Neste post, o nosso objetivo é discutir questões de diversidade atualmente na comunidade R-Ladies São Paulo, e as ações que têm sido feitas para ampliar a diversidade.
Este post foi escrito em abril de 2023. Desde então, R-Ladies São Paulo recebeu um auxílio do R Consortium, o que permitiu à comunidade ampliar as ações para aumentar a diversidade.
Para isso, dois pontos são importantes de serem discutidos: o conceito de interseccionalidade e questões relacionadas ao contexto brasileiro.
O que é Interseccionalidade?
O público-alvo da R-Ladies são minorias de gênero, portanto: mulheres cis, mulheres trans, homens trans, pessoas não binárias e pessoas queer. O objetivo da comunidade é incluir esses grupos minoritários na comunidade de R. Porém, para cada um desses grupos de minorias de gêneros, existem pessoas que fazem parte de outros grupos que também podem sofrer outros tipos de exclusões e opressões, como: cor e raça, orientação sexual, maternidade, deficiências, idade, entre outros. Portanto, as opressões não são apenas baseadas no gênero da pessoa, e sim se relacionam e se sobrepõem. Esse entendimento é um conceito chamado “interseccionalidade”:
Segundo Bridie Taylor (2019):
“Interseccionalidade é o reconhecimento de que cada pessoa tem suas próprias experiências únicas de discriminação e opressão, e devemos considerar tudo e qualquer coisa que possa marginalizar as pessoas - gênero, raça, classe social, orientação sexual, habilidade física, etc.”

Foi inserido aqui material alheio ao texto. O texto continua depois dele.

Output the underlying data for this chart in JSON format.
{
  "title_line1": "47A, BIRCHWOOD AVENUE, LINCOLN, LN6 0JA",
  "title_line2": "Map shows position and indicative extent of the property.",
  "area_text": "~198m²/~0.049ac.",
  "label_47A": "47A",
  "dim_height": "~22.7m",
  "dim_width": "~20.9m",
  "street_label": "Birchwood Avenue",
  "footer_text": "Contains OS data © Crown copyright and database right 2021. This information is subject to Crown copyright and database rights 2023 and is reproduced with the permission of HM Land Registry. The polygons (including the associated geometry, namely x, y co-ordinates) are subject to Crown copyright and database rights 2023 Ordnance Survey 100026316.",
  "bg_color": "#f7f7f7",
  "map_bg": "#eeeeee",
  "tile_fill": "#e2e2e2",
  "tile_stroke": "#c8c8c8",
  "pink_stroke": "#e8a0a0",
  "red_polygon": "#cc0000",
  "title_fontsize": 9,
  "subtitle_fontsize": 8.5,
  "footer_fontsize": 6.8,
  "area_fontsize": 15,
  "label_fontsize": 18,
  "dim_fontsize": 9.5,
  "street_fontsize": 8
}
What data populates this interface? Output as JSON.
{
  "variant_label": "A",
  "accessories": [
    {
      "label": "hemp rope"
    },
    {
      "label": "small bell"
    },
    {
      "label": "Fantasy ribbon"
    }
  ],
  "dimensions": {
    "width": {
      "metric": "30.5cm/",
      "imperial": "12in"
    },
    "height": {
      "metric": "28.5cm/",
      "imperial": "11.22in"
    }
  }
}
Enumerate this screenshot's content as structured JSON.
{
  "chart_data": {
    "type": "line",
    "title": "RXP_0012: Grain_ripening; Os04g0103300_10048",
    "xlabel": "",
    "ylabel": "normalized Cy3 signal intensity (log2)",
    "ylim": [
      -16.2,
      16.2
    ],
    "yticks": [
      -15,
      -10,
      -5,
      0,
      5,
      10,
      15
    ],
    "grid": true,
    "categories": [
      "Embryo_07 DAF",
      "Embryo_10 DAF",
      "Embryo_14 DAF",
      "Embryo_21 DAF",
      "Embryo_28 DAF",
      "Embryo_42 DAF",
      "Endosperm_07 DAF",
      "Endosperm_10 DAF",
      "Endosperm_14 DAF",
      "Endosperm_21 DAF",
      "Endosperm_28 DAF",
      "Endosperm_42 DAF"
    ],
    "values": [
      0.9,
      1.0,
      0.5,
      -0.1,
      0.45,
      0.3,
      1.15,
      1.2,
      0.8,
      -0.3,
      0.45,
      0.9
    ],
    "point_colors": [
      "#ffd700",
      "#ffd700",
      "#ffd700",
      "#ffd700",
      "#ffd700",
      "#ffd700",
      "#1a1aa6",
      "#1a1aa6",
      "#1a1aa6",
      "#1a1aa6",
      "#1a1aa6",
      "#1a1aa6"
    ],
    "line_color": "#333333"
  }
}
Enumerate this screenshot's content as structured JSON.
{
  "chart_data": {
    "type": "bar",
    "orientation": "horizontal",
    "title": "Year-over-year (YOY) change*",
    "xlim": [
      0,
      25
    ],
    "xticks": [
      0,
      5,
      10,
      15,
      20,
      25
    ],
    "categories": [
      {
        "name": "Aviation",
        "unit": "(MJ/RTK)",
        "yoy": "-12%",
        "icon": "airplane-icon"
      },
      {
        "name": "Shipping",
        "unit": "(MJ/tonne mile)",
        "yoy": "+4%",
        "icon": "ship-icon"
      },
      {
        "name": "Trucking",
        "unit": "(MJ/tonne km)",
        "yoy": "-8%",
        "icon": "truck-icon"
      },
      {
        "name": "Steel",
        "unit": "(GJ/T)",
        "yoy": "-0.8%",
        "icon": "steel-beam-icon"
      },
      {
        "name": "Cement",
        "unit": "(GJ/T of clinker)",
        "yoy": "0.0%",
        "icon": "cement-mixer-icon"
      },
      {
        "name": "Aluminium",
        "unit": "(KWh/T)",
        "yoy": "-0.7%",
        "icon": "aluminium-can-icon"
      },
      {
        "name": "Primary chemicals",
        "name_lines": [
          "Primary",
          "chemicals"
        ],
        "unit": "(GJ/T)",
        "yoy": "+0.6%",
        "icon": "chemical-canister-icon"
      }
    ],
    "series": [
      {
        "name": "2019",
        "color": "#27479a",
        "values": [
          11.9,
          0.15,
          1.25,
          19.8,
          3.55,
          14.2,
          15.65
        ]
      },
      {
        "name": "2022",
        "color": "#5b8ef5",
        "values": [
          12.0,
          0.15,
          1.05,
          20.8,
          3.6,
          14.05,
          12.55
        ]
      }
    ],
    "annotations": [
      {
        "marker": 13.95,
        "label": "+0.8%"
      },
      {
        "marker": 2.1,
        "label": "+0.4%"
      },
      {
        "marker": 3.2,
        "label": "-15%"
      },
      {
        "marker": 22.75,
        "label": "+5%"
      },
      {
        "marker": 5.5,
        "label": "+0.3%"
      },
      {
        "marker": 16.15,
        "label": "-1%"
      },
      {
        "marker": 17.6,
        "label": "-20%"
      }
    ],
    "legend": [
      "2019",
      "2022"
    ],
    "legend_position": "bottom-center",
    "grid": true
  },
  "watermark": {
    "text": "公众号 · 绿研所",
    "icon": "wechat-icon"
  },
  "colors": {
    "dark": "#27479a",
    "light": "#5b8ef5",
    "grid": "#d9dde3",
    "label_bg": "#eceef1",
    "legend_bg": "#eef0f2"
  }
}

Aqui está um exemplo simples que pode ilustrar esse conceito: imagine uma mulher cisgênero branca e uma mulher cisgênero negra. Ambas sofrem opressão de gênero, mas somente a mulher negra sofre o racismo. Agora, considere uma mulher cisgênero, negra, bissexual, com filhos atípicos. Mesmo que a primeira e a última sofram opressão de gênero, não há dúvida de que a última sempre tem caminhos mais longos e difíceis para alcançar as mesmas posições.
Portanto, é importante considerar a questão da diversidade de gênero, mas não se limitar às questões de gênero. É importante considerar também nas atividades da comunidade as intersecções que as pessoas participantes estão incluídas, para buscar ampliar a diversidade em diversos aspectos.
Contexto brasileiro
Por questões históricas, o Brasil apresenta uma composição racial diferente dependendo da região do país. A cidade de São Paulo está localizada na região Sudeste, onde 50,7% da população se auto-declara como branca, 38,7% como parda e 9,6% como preta (segundo dados da Pesquisa Nacional por Amostra de Domicílios Contínua (PNAD Contínua) do IBGE, referente à 20211). Considerando que a população negra é composta por pessoas pretas e pardas, quase metade da população na região Sudeste é negra.
Apesar de representarem cerca de metade da população da região, a população negra foi marginalizada, e segue sub-representada em espaços de poder, como na política, no ensino superior, em posições de liderança nas empresas entre outros.
Fonte: IBGE - PNAD Contínua, 2021.
Outra constatação relevante para entender o contexto brasileiro e os resultados apresentados neste texto é a informação de que o Brasil é um país violento com pessoas LGBTQIA+ e principalmente pessoas trans.
Os resultados do estudo de Monitoramento de Assassinatos Trans (TMM) em 2022 podem ser vistos no mapa abaixo: o Brasil é o país com os maiores valores absolutos de assassinatos de pessoas transgêneras desde o início da série histórica obtida pelo TMM.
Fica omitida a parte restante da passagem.